On Saturday, Jan 13, Whistler's Roundhouse Lodge looked a little different than usual. In a section looking out at the Peak 2 Peak Gondola — where riders typically wolf down lunch before heading back onto the slopes — an ebullient group of African Americans were celebrating, performing a series of choreographed line dances in ski and snowboard boots.
The highpoint came when hype-man and DJ, Norman Boyden Jr., played "Wobble," an infectious line dancing anthem by New York rapper, V.I.C. "To describe the dance, I'd have to do it — and I don't think you could put that in the text," Boyden Jr. later explained.
The group was part of the National Brotherhood of Skiers (NBS), an organization that oversees almost 60 African-American ski clubs around the U.S. Dating back to the 1970s, NBS took its first trip, to Aspen, in 1973, and it's been going strong ever since, bringing a bon-vivant, party-meets-the-slopes attitude wherever it goes.
Line dancing is a big element of the fun.
"You don't need a partner — all you need is rhythm, music and a good attitude," said Boyden Jr., sporting a bright blue and red toque emblazoned with Mammoth Mountain Ski Resort's logo.
Selecting songs that appeal to everyone is key, said Boyden Jr., who works as an IT manager and leads an R&B group, Norman & The Boyz. "You want to have music for Generation Y and the Millennials, but you don't want to forget the old-schoolers like myself."
Like others, Boyden Jr., who hails from Stockton, Calif. and is part of the city's "U-2 Can Ski & Snowboard Club," got into skiing late in life. While stationed in Europe serving in the U.S. Army, he tried it in Germany and Austria and quickly fell in love with the sport.
"Being an African American, you don't have the opportunity in the urban area to experience skiing — and skiing is a wonderful sport," he said. "It's a sport that should be shared by everyone and all."
According to a 2014 report from the SnowSports Industries America, just eight per cent of winter sport participants are black — something NBS has tried to address.

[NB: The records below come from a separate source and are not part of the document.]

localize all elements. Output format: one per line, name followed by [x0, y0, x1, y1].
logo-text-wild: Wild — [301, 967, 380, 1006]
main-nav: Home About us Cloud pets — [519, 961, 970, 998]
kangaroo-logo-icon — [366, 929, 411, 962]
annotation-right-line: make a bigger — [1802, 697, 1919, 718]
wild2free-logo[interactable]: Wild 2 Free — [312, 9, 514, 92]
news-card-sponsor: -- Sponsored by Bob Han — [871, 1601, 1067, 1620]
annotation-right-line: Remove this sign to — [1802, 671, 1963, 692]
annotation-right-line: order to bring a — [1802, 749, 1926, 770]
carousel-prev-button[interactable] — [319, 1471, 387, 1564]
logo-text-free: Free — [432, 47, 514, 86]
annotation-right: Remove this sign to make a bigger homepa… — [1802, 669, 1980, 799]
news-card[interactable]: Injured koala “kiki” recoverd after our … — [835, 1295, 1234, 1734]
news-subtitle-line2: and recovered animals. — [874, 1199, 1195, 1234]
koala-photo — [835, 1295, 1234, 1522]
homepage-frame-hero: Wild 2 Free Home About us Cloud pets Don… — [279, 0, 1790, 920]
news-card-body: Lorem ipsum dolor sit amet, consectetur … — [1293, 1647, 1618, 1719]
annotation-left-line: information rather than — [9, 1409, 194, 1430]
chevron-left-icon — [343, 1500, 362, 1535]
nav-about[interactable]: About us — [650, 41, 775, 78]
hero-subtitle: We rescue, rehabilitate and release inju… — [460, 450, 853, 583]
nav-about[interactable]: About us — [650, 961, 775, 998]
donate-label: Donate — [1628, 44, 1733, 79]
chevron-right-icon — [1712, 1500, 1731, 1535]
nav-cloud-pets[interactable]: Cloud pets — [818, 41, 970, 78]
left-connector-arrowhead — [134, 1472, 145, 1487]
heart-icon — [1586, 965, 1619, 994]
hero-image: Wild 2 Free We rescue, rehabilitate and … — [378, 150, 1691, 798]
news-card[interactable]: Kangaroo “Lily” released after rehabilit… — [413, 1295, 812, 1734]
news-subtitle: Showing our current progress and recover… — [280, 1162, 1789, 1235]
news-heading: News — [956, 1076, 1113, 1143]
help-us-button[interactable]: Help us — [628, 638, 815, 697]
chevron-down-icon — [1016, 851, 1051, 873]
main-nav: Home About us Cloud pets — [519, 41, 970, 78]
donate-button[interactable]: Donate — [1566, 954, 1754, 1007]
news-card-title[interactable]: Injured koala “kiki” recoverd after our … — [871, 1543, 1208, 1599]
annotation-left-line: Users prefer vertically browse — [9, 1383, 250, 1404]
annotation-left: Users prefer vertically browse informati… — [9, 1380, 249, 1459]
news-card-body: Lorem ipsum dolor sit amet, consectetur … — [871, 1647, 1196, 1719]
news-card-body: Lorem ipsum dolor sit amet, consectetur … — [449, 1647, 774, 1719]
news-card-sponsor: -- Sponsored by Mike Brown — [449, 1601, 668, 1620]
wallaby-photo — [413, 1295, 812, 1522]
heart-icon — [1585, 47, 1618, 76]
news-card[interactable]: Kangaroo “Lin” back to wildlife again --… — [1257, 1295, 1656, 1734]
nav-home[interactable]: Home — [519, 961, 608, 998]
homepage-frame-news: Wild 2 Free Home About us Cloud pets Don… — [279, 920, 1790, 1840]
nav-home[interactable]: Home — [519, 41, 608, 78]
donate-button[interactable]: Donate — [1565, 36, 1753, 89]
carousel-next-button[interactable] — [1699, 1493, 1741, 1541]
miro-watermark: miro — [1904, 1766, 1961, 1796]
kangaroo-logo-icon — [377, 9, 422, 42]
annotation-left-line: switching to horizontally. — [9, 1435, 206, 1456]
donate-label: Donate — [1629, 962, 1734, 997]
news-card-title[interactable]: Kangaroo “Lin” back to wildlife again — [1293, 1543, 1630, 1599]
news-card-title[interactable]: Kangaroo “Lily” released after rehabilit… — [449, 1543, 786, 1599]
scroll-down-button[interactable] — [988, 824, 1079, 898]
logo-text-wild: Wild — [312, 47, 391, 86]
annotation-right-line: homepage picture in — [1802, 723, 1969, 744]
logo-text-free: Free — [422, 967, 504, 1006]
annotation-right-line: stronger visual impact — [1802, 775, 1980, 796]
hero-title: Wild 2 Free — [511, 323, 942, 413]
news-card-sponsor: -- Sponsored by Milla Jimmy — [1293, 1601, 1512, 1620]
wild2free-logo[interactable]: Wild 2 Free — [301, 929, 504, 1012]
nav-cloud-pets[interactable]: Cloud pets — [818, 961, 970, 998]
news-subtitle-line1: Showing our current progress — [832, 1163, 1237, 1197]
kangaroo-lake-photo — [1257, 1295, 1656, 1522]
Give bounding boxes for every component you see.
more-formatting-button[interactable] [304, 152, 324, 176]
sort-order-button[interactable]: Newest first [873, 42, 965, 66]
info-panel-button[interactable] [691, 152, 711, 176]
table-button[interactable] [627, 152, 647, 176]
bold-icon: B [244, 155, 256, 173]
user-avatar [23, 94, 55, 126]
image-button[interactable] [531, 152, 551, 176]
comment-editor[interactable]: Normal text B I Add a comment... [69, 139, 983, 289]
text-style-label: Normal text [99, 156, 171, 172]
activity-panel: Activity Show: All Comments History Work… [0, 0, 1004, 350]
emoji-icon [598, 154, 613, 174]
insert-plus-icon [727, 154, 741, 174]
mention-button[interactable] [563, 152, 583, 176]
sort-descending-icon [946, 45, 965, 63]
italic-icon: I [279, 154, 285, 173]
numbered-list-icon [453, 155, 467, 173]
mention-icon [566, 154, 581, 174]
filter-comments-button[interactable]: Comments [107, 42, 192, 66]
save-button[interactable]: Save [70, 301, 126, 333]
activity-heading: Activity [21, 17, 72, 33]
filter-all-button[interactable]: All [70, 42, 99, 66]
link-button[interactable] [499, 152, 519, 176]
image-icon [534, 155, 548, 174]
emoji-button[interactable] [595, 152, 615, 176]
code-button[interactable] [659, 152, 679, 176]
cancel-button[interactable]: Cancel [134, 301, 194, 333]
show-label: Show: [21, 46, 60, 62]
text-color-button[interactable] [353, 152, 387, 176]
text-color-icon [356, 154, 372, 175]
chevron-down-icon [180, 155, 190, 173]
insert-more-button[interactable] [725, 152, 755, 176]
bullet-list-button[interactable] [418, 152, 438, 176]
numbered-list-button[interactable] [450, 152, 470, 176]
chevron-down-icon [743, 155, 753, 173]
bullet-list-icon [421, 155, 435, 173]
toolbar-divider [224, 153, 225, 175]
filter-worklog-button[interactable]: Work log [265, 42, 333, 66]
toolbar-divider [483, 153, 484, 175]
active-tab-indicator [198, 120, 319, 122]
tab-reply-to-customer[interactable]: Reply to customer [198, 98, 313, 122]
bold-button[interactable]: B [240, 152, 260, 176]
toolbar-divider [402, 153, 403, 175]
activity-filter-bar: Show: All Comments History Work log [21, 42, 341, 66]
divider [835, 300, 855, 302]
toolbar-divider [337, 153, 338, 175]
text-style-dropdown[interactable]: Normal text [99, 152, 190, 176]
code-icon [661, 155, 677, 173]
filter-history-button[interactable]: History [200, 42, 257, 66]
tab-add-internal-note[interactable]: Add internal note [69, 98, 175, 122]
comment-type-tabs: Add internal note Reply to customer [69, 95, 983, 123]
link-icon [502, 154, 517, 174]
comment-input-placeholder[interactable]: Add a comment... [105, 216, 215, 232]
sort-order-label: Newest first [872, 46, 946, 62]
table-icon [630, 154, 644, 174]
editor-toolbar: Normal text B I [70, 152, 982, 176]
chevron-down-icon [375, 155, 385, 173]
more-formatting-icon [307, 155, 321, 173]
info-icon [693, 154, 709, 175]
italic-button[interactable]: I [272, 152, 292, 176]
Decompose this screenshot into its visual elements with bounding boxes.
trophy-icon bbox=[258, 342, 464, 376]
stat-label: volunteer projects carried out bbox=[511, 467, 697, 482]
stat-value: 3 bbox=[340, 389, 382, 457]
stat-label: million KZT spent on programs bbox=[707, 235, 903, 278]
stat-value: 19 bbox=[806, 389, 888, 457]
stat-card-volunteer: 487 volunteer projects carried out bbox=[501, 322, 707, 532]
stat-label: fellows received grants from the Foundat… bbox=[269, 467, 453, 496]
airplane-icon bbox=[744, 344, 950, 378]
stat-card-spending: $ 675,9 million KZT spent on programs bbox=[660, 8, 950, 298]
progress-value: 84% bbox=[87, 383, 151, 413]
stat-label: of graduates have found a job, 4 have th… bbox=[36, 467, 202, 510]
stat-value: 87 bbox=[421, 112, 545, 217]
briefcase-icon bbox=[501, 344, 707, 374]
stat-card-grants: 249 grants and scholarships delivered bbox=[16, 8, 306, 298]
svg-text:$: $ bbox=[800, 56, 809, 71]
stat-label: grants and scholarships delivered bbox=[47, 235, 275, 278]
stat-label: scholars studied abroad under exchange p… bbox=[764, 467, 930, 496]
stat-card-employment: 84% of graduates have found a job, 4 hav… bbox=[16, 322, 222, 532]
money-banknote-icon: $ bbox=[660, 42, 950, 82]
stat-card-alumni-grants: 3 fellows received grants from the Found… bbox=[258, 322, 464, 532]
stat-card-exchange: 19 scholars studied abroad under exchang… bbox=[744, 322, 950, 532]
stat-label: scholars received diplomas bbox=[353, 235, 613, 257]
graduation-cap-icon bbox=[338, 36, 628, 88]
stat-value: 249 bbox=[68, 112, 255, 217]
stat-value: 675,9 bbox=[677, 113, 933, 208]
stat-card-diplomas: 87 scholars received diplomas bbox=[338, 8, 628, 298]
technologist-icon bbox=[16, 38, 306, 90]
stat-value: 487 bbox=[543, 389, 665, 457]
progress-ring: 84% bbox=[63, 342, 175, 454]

For years, NBS has served as a bridge into the sport, providing urban-dwelling African Americans (the club has a large contingent from Atlanta) with their first experience on the slopes. The Whistler trip, which included a long list of activities, was made up of 13 individual African-American ski clubs from the Western U.S., many of which boasted their own ski outfits and logos.
The second part of the club's mandate is to support African-American winter athletes. According to a recent Powder Magazine feature on the NBS, siblings Andre and Suki Horton are likely the most accomplished of the athletes the club has supported. In 2001, Andre finished ninth overall in the U.S. Alpine National Championships and won an FIS race in Europe, and both brothers nearly made the U.S. national team. It would be great to have a "Tiger Woods of skiing," said Boyden Jr. — someone to inspire more black youth to pick up the sport.
Charles Ward, an NBS board member, said it was the group's fourth trip to Whistler. "We like Canada — we like the mountains, the snow, and the hospitality," he explained.
Ward stressed that the Brotherhood is a ski organization.
"That's what we do — we ski," he said. Then, glancing at a friend sitting across the table, he added: "Well, they snowboard. We tolerate all them other folks.
"We're always looking for more folks, and younger folks.
"We're encouraging African Americans to come out and get on snow."